Was bei mir noch dazugekommen ist war, dass ich im Burgenland ausgebildet worden bin – und in der Herbststraße war doch ein recht großer Anteil von Schülern mit nichtdeutscher Muttersprache. Da gab es schon Verständnisprobleme – in beiden Richtungen. Ob ich heute wieder Lehrer werden würde? Eigentlich ja. Nur ist die Arbeitsmarktsituation heute schlimm. Heute ist die Gefahr sehr groß, dass man keine auch nur annähernd passende Stelle findet – aber die Tätigkeit selbst, das Lehrersein, das Arbeiten mit Jugendlichen, würde ich sofort wieder wählen.

Ekkehard Muther, Französisch und Deutsch am BG-Dornbirn. Karenziert, da Klubdirektor der Grünen in Vorarlberg.

Mein erster Schultag war 1980 im Bundesgymnasium Bregenz. Ich war noch keine 25 und hatte mein Studium noch nicht abgeschlossen. Damals herrschte in Vorarlberg Lehrermangel. Ich bin als Deutschlehrer in zwei Unterstufenklassen geschickt worden.

Ich bin Lehrer geworden, um es den alten, bekennenden Nazis zu zeigen. Von denen gab es zu meiner Zeit etliche. Ich bin dort ja selbst Schüler gewesen. Ich wollte zeigen, dass man anders erziehen kann. Ich saß mit Kollegen im Lehrerzimmer, die ich selbst als Schüler gehabt hatte.

In Vorarlberg wurde damals noch – trotz Verbot – geschlagen. Und der erste Tipp eines dieser Kollegen war, mir bei Problemen einen Schüler herauszufischen, zu schauen, dass uns niemand sieht und den Schüler abzuwatschen. Dass da ein Lehrer, der partnerschaftlich unterrichten will, mit Haut und Haaren gefressen würde, hätte ich wissen müssen: Die Kinder konnten damit nicht umgehen. Ich habe dann die Schule gewechselt. Und besser gewusst, wie ich mich nicht ganz plump anbiedernd präsentiere. Die Botschaft ist angekommen: Einmal hat mich die halbe Klasse nach Wien zu einer Friedensdemonstration begleitet.

Ob ich wieder Lehrer werden würde? Wenn es ums Unterreichten geht, ja. Das ist wunderschön. Aber die Rahmenbedingungen sind abschreckend: Man gibt uns ein Viertelkilo Farbe – und wir sollen das ganzes Haus streichen. Das kann nicht funktionieren.

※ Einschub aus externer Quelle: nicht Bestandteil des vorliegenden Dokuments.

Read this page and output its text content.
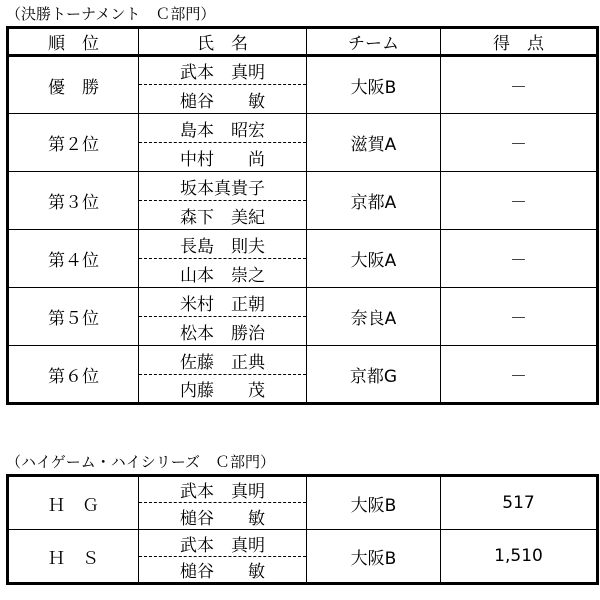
（決勝トーナメント　Ｃ部門）
順　位	氏　名	チーム	得　点
優　勝	武本　真明	大阪B	－
	槌谷　　敏		
第２位	島本　昭宏	滋賀A	－
	中村　　尚		
第３位	坂本真貴子	京都A	－
	森下　美紀		
第４位	長島　則夫	大阪A	－
	山本　崇之		
第５位	米村　正朝	奈良A	－
	松本　勝治		
第６位	佐藤　正典	京都G	－
	内藤　　茂		
（ハイゲーム・ハイシリーズ　Ｃ部門）
Ｈ　Ｇ	武本　真明	大阪B	517
	槌谷　　敏		
Ｈ　Ｓ	武本　真明	大阪B	1,510
	槌谷　　敏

Karin Hammer, Bildnerische Erziehung im BG Tulln.

Ich war knapp vor September 2001 nach New York gekommen – im Rahmen eines Programmes des Österreichischen Unterrichtsministeriums in Kooperation mit dem City College of New York. Wir sollten Lücken füllen. Nur: Es gab keine Stelle für Kunsterzieher. Am Abend nach dem eigentlich Schulbeginn hieß es, ich solle schnell in eine berufsbildende Schule in der South Bronx kommen. Der Art Teacher sei nicht aufgetaucht. Auf meinem Stundenplan stand dann "Englisch". Mein Englisch ist annehmbar – aber sicher nicht das eines Nativespeakers.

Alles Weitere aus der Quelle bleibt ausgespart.